Well drinks. Not “Fantastic drinks.” Not “Listen-guys-I’m-gonna-be-shutting-off-all-my-social-media-accounts-during-my-blue-period drinks.” They’re just well. And that’s fine.
See, well drinks are made with “well liquors,” the workhorses of our drinking and socializing lives and the bottles that constitute the “well bar.” If you go to a bar and order a vodka soda, you’ll be getting the well vodka; anytime you don’t specify a booze, you’ll get the well selection of whatever’s appropriate for that drink. What’s nice is this system allows your friendly, or even surly, neighborhood bartender to maintain consistency and offer you a bit of affordability. What’s nicer is that you can build your own well bar at home by the same principles the pros build theirs.
And why wouldn’t you? Sure, we all love that token bottle of Single Malt or the mini collection of sipping tequilas we’ve got going on. But the well can keep thirsts slaked on a more regular basis. The “damn, what a Wednesday, who’s up for some Palomas?” basis. But before you start buying up bottles, it’s important to understand the purpose of well liquor. It’s not just about relative price versus quality range comparison. Although that’s a huge factor, you shouldn’t reach to the bottom of the bottom shelf because the price is right. Well liquors tread a beautiful middle ground where tastiness meets comparative affordability. And there’s another important factor: well liquors are tasty but they’re not pushy. They don’t enrobe your palate in briny smoke or take your senses on a forced tour of English botanical gardens and juniper groves. They need to be moderate — but good— so they can be flexible, applicable to a variety of drinks since you’ll be serving them at your home bar. And then, yes, asking for tips.
One of the great steals in the annals of rye whiskey, and drinking generally. A bottle of this spicy, warm, not-at-all-harsh whiskey would cost you less than $20, which means, despite the markup you’ll find in any bar, you’re gonna get a solid drink, mixed or straight up.

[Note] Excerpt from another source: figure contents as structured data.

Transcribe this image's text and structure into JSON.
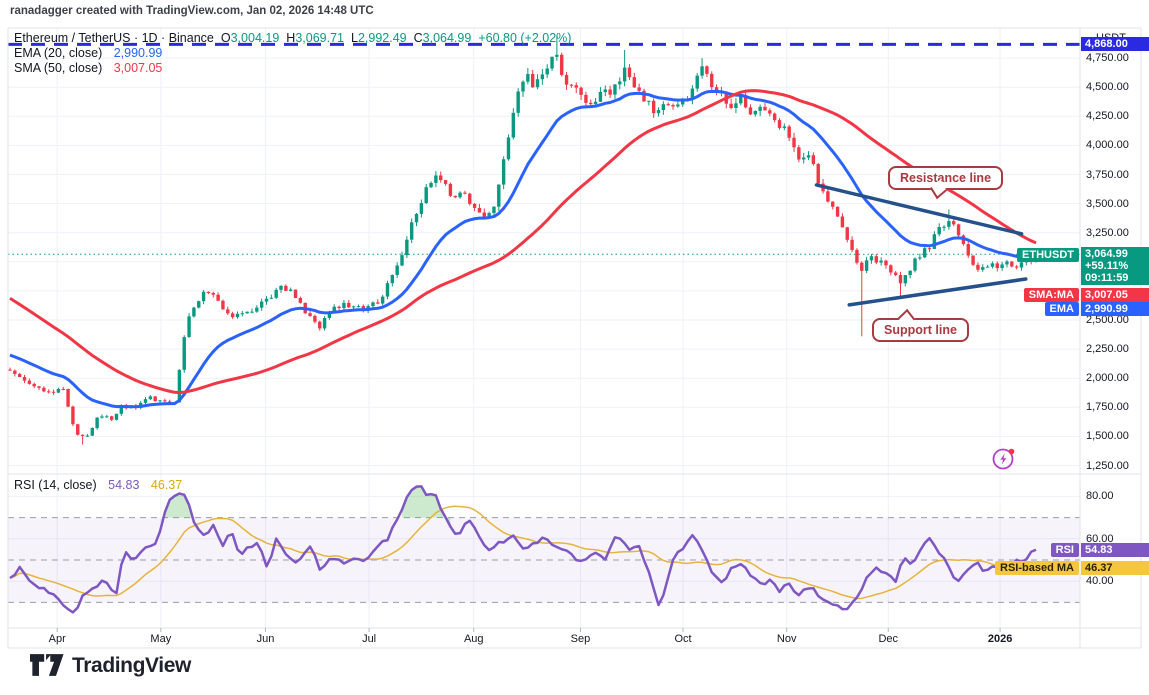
{
  "page": {
    "attribution": "ranadagger created with TradingView.com, Jan 02, 2026 14:48 UTC"
  },
  "chart": {
    "symbol_line": {
      "title": "Ethereum / TetherUS · 1D · Binance",
      "ohlc": [
        {
          "k": "O",
          "v": "3,004.19"
        },
        {
          "k": "H",
          "v": "3,069.71"
        },
        {
          "k": "L",
          "v": "2,992.49"
        },
        {
          "k": "C",
          "v": "3,064.99"
        }
      ],
      "change": "+60.80 (+2.02%)"
    },
    "indicators": [
      {
        "label": "EMA (20, close)",
        "value": "2,990.99"
      },
      {
        "label": "SMA (50, close)",
        "value": "3,007.05"
      }
    ],
    "rsi_legend": {
      "label": "RSI (14, close)",
      "value": "54.83",
      "ma_value": "46.37"
    },
    "price_axis": {
      "currency": "USDT"
    },
    "badges": {
      "ath": "4,868.00",
      "price": {
        "tag": "ETHUSDT",
        "value": "3,064.99",
        "change_pct": "+59.11%",
        "countdown": "09:11:59"
      },
      "sma": {
        "tag": "SMA:MA",
        "value": "3,007.05"
      },
      "ema": {
        "tag": "EMA",
        "value": "2,990.99"
      },
      "rsi": {
        "tag": "RSI",
        "value": "54.83"
      },
      "rsi_ma": {
        "tag": "RSI-based MA",
        "value": "46.37"
      }
    },
    "annotations": {
      "resistance": "Resistance line",
      "support": "Support line"
    }
  },
  "footer": {
    "brand": "TradingView"
  },
  "colors": {
    "up": "#089981",
    "down": "#f23645",
    "ema": "#2962ff",
    "sma": "#f23645",
    "ath": "#2a2ae2",
    "price_line": "#089981",
    "trend": "#24518b",
    "rsi": "#7e57c2",
    "rsi_ma": "#e6b33c",
    "band": "rgba(126,87,194,0.07)",
    "band_edge": "#9b9ea6",
    "overbought": "rgba(76,175,80,0.28)",
    "grid": "#eef1f7",
    "frame": "#e0e3eb"
  },
  "chart_data": {
    "type": "candlestick",
    "symbol": "ETHUSDT",
    "exchange": "Binance",
    "interval": "1D",
    "ohlc_last": {
      "open": 3004.19,
      "high": 3069.71,
      "low": 2992.49,
      "close": 3064.99,
      "change": 60.8,
      "change_pct": 2.02
    },
    "ath_line": 4868.0,
    "last_price": 3064.99,
    "candles_n": 213,
    "ema_period": 20,
    "sma_period": 50,
    "y_ticks": [
      {
        "p": 4750,
        "label": "4,750.00"
      },
      {
        "p": 4500,
        "label": "4,500.00"
      },
      {
        "p": 4250,
        "label": "4,250.00"
      },
      {
        "p": 4000,
        "label": "4,000.00"
      },
      {
        "p": 3750,
        "label": "3,750.00"
      },
      {
        "p": 3500,
        "label": "3,500.00"
      },
      {
        "p": 3250,
        "label": "3,250.00"
      },
      {
        "p": 2500,
        "label": "2,500.00"
      },
      {
        "p": 2250,
        "label": "2,250.00"
      },
      {
        "p": 2000,
        "label": "2,000.00"
      },
      {
        "p": 1750,
        "label": "1,750.00"
      },
      {
        "p": 1500,
        "label": "1,500.00"
      },
      {
        "p": 1250,
        "label": "1,250.00"
      }
    ],
    "grid_extra_prices": [
      3000,
      2750
    ],
    "x_labels": [
      {
        "label": "Apr",
        "t": 0.046
      },
      {
        "label": "May",
        "t": 0.147
      },
      {
        "label": "Jun",
        "t": 0.249
      },
      {
        "label": "Jul",
        "t": 0.35
      },
      {
        "label": "Aug",
        "t": 0.452
      },
      {
        "label": "Sep",
        "t": 0.556
      },
      {
        "label": "Oct",
        "t": 0.656
      },
      {
        "label": "Nov",
        "t": 0.757
      },
      {
        "label": "Dec",
        "t": 0.856
      },
      {
        "label": "2026",
        "t": 0.965,
        "bold": true
      }
    ],
    "close_anchors": [
      [
        0,
        2050
      ],
      [
        0.018,
        1960
      ],
      [
        0.037,
        1870
      ],
      [
        0.051,
        1920
      ],
      [
        0.063,
        1550
      ],
      [
        0.073,
        1480
      ],
      [
        0.088,
        1690
      ],
      [
        0.099,
        1640
      ],
      [
        0.109,
        1760
      ],
      [
        0.122,
        1740
      ],
      [
        0.136,
        1830
      ],
      [
        0.149,
        1790
      ],
      [
        0.161,
        1775
      ],
      [
        0.171,
        2450
      ],
      [
        0.18,
        2600
      ],
      [
        0.192,
        2760
      ],
      [
        0.205,
        2640
      ],
      [
        0.216,
        2520
      ],
      [
        0.229,
        2560
      ],
      [
        0.242,
        2620
      ],
      [
        0.253,
        2700
      ],
      [
        0.266,
        2780
      ],
      [
        0.278,
        2720
      ],
      [
        0.29,
        2550
      ],
      [
        0.3,
        2430
      ],
      [
        0.312,
        2570
      ],
      [
        0.325,
        2650
      ],
      [
        0.336,
        2590
      ],
      [
        0.349,
        2620
      ],
      [
        0.361,
        2680
      ],
      [
        0.372,
        2900
      ],
      [
        0.383,
        3100
      ],
      [
        0.395,
        3400
      ],
      [
        0.407,
        3680
      ],
      [
        0.417,
        3780
      ],
      [
        0.429,
        3560
      ],
      [
        0.441,
        3620
      ],
      [
        0.45,
        3450
      ],
      [
        0.461,
        3380
      ],
      [
        0.473,
        3520
      ],
      [
        0.482,
        3900
      ],
      [
        0.492,
        4350
      ],
      [
        0.502,
        4650
      ],
      [
        0.512,
        4500
      ],
      [
        0.523,
        4700
      ],
      [
        0.532,
        4820
      ],
      [
        0.541,
        4550
      ],
      [
        0.553,
        4480
      ],
      [
        0.565,
        4350
      ],
      [
        0.577,
        4430
      ],
      [
        0.589,
        4480
      ],
      [
        0.601,
        4650
      ],
      [
        0.614,
        4450
      ],
      [
        0.626,
        4300
      ],
      [
        0.638,
        4380
      ],
      [
        0.65,
        4320
      ],
      [
        0.663,
        4450
      ],
      [
        0.675,
        4650
      ],
      [
        0.687,
        4500
      ],
      [
        0.7,
        4350
      ],
      [
        0.711,
        4400
      ],
      [
        0.723,
        4280
      ],
      [
        0.734,
        4350
      ],
      [
        0.746,
        4200
      ],
      [
        0.758,
        4100
      ],
      [
        0.768,
        3850
      ],
      [
        0.778,
        3950
      ],
      [
        0.787,
        3700
      ],
      [
        0.797,
        3550
      ],
      [
        0.809,
        3380
      ],
      [
        0.819,
        3150
      ],
      [
        0.828,
        2900
      ],
      [
        0.84,
        3050
      ],
      [
        0.85,
        2980
      ],
      [
        0.861,
        2920
      ],
      [
        0.87,
        2820
      ],
      [
        0.882,
        3020
      ],
      [
        0.895,
        3120
      ],
      [
        0.906,
        3280
      ],
      [
        0.916,
        3360
      ],
      [
        0.926,
        3180
      ],
      [
        0.936,
        3000
      ],
      [
        0.945,
        2920
      ],
      [
        0.957,
        2960
      ],
      [
        0.968,
        2990
      ],
      [
        0.979,
        2950
      ],
      [
        0.989,
        3004.19
      ],
      [
        1,
        3064.99
      ]
    ],
    "history_anchors": [
      [
        -0.27,
        3380
      ],
      [
        -0.24,
        3350
      ],
      [
        -0.19,
        3250
      ],
      [
        -0.14,
        2950
      ],
      [
        -0.1,
        2500
      ],
      [
        -0.07,
        2150
      ],
      [
        -0.05,
        2080
      ],
      [
        -0.025,
        2060
      ]
    ],
    "wicks": [
      {
        "t": 0.073,
        "p": 1430,
        "side": "low"
      },
      {
        "t": 0.532,
        "p": 4950,
        "side": "high"
      },
      {
        "t": 0.601,
        "p": 4820,
        "side": "high"
      },
      {
        "t": 0.675,
        "p": 4750,
        "side": "high"
      },
      {
        "t": 0.828,
        "p": 2360,
        "side": "low"
      },
      {
        "t": 0.87,
        "p": 2680,
        "side": "low"
      },
      {
        "t": 0.916,
        "p": 3450,
        "side": "high"
      }
    ],
    "trend_lines": {
      "resistance": {
        "t1": 0.786,
        "p1": 3660,
        "t2": 0.986,
        "p2": 3240
      },
      "support": {
        "t1": 0.818,
        "p1": 2630,
        "t2": 0.99,
        "p2": 2852
      }
    },
    "rsi": {
      "value": 54.83,
      "ma_value": 46.37,
      "ma_period": 14,
      "axis_ticks": [
        {
          "r": 80,
          "label": "80.00"
        },
        {
          "r": 60,
          "label": "60.00"
        },
        {
          "r": 40,
          "label": "40.00"
        }
      ],
      "band": [
        30,
        70
      ],
      "mid": 50,
      "anchors": [
        [
          0,
          42
        ],
        [
          0.01,
          46
        ],
        [
          0.024,
          38
        ],
        [
          0.039,
          35
        ],
        [
          0.051,
          30
        ],
        [
          0.061,
          24
        ],
        [
          0.073,
          34
        ],
        [
          0.083,
          38
        ],
        [
          0.093,
          40
        ],
        [
          0.099,
          36
        ],
        [
          0.105,
          33
        ],
        [
          0.11,
          54
        ],
        [
          0.12,
          51
        ],
        [
          0.132,
          55
        ],
        [
          0.141,
          57
        ],
        [
          0.154,
          76
        ],
        [
          0.163,
          83
        ],
        [
          0.172,
          79
        ],
        [
          0.181,
          65
        ],
        [
          0.19,
          62
        ],
        [
          0.198,
          66
        ],
        [
          0.207,
          57
        ],
        [
          0.216,
          63
        ],
        [
          0.224,
          52
        ],
        [
          0.234,
          56
        ],
        [
          0.242,
          59
        ],
        [
          0.25,
          46
        ],
        [
          0.26,
          60
        ],
        [
          0.271,
          52
        ],
        [
          0.28,
          47
        ],
        [
          0.292,
          58
        ],
        [
          0.302,
          45
        ],
        [
          0.314,
          52
        ],
        [
          0.324,
          49
        ],
        [
          0.336,
          52
        ],
        [
          0.348,
          50
        ],
        [
          0.358,
          56
        ],
        [
          0.368,
          60
        ],
        [
          0.378,
          70
        ],
        [
          0.388,
          80
        ],
        [
          0.398,
          86
        ],
        [
          0.407,
          80
        ],
        [
          0.413,
          82
        ],
        [
          0.423,
          72
        ],
        [
          0.431,
          65
        ],
        [
          0.437,
          60
        ],
        [
          0.446,
          71
        ],
        [
          0.456,
          63
        ],
        [
          0.466,
          54
        ],
        [
          0.478,
          58
        ],
        [
          0.489,
          62
        ],
        [
          0.499,
          55
        ],
        [
          0.509,
          57
        ],
        [
          0.521,
          60
        ],
        [
          0.534,
          57
        ],
        [
          0.546,
          52
        ],
        [
          0.558,
          50
        ],
        [
          0.57,
          53
        ],
        [
          0.58,
          50
        ],
        [
          0.592,
          63
        ],
        [
          0.602,
          55
        ],
        [
          0.612,
          57
        ],
        [
          0.624,
          44
        ],
        [
          0.632,
          28
        ],
        [
          0.639,
          37
        ],
        [
          0.646,
          51
        ],
        [
          0.655,
          55
        ],
        [
          0.666,
          62
        ],
        [
          0.674,
          54
        ],
        [
          0.684,
          45
        ],
        [
          0.694,
          40
        ],
        [
          0.704,
          46
        ],
        [
          0.713,
          48
        ],
        [
          0.723,
          42
        ],
        [
          0.733,
          38
        ],
        [
          0.743,
          41
        ],
        [
          0.75,
          36
        ],
        [
          0.76,
          38
        ],
        [
          0.77,
          34
        ],
        [
          0.78,
          38
        ],
        [
          0.789,
          32
        ],
        [
          0.799,
          31
        ],
        [
          0.811,
          26
        ],
        [
          0.819,
          28
        ],
        [
          0.826,
          33
        ],
        [
          0.836,
          43
        ],
        [
          0.846,
          46
        ],
        [
          0.856,
          44
        ],
        [
          0.863,
          40
        ],
        [
          0.871,
          52
        ],
        [
          0.879,
          48
        ],
        [
          0.889,
          56
        ],
        [
          0.898,
          60
        ],
        [
          0.908,
          52
        ],
        [
          0.916,
          47
        ],
        [
          0.923,
          38
        ],
        [
          0.932,
          46
        ],
        [
          0.941,
          49
        ],
        [
          0.951,
          44
        ],
        [
          0.961,
          47
        ],
        [
          0.971,
          45
        ],
        [
          0.98,
          49
        ],
        [
          0.99,
          51
        ],
        [
          1,
          54.83
        ]
      ]
    }
  }
}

You get a higher proof gin but it’s mellowed, as in it’s not a hiss in the face, because of some savory juniper balanced with sweet spice and citrus notes. Not heavily herbal or vegetal (see the whole thing about nothing announcing itself). Good for a bartender — professional or home — because it’s also just about $20 and it’s also happy to mix into a huge variety of cocktails or just a glass with some ice.
One of the beauties of a good well liquor is that it’s usually widely available, like Espolòn tequila. You can go straight silver, a good bet for mixing, though the reposado spends six months in white oak, meaning it can straddle the gap between a decently affordable sipper or something to mix as part of your (increasingly magnificent) well.
Seriously, vodka is a spirit that’s intentionally stripped of all of its character. What you’re left with is texture— variably smooth vodkas that can feel more or less rich or oily or burning-hot on the tongue. And then, yeah, there’s the fact Smirnoff won that New York Times taste test against some much more expensive labels.
This is a bourbon that’s so affordable and so consistent, it’s why bartenders of every stripe (from amateur to suspendered-mustachioed pro) like to stock up on the stuff. It’s not the most integrated bourbon you’ll find, a bit perkier with the spice and less caramelly rich, but a roundly awesome bourbon at that price range.
Chances are you’ve seen this bottle behind some bar, sometime in your life, and that’s because it’s both affordable — typically under $30 — and stylistically perfect. Brisk biting notes of juniper, bright citrus, and even a bit of cracked pepper. Highly serviceable in a G&T but just as easy to mix into a Negroni or Gimlet.
You can get good darker rums for a very good price, but if you want a drink like a daiquiri or even something to chuck over some ice on a hot day, this Nicaraguan rum will do the trick. Surprisingly supple, with a bit of fruit though no residual sweetness. Even a little lime and ice and you — and your “bar” guests — should be happy campers.
You can, no doubt, find blended Scotch in the wells of many bars and you can make a point of stocking them in your own. But Jameson’s also the most popular Irish whiskey in the world for a reason. You get the grass and meadow florals of a lot of Irish whiskies, with a hit of something chewy, richer and a bit fruity as you dig in. Clearly good enough for a shot and a beer, though why not treat yourself to a tumbler and sit back, admiring your newly stocked well?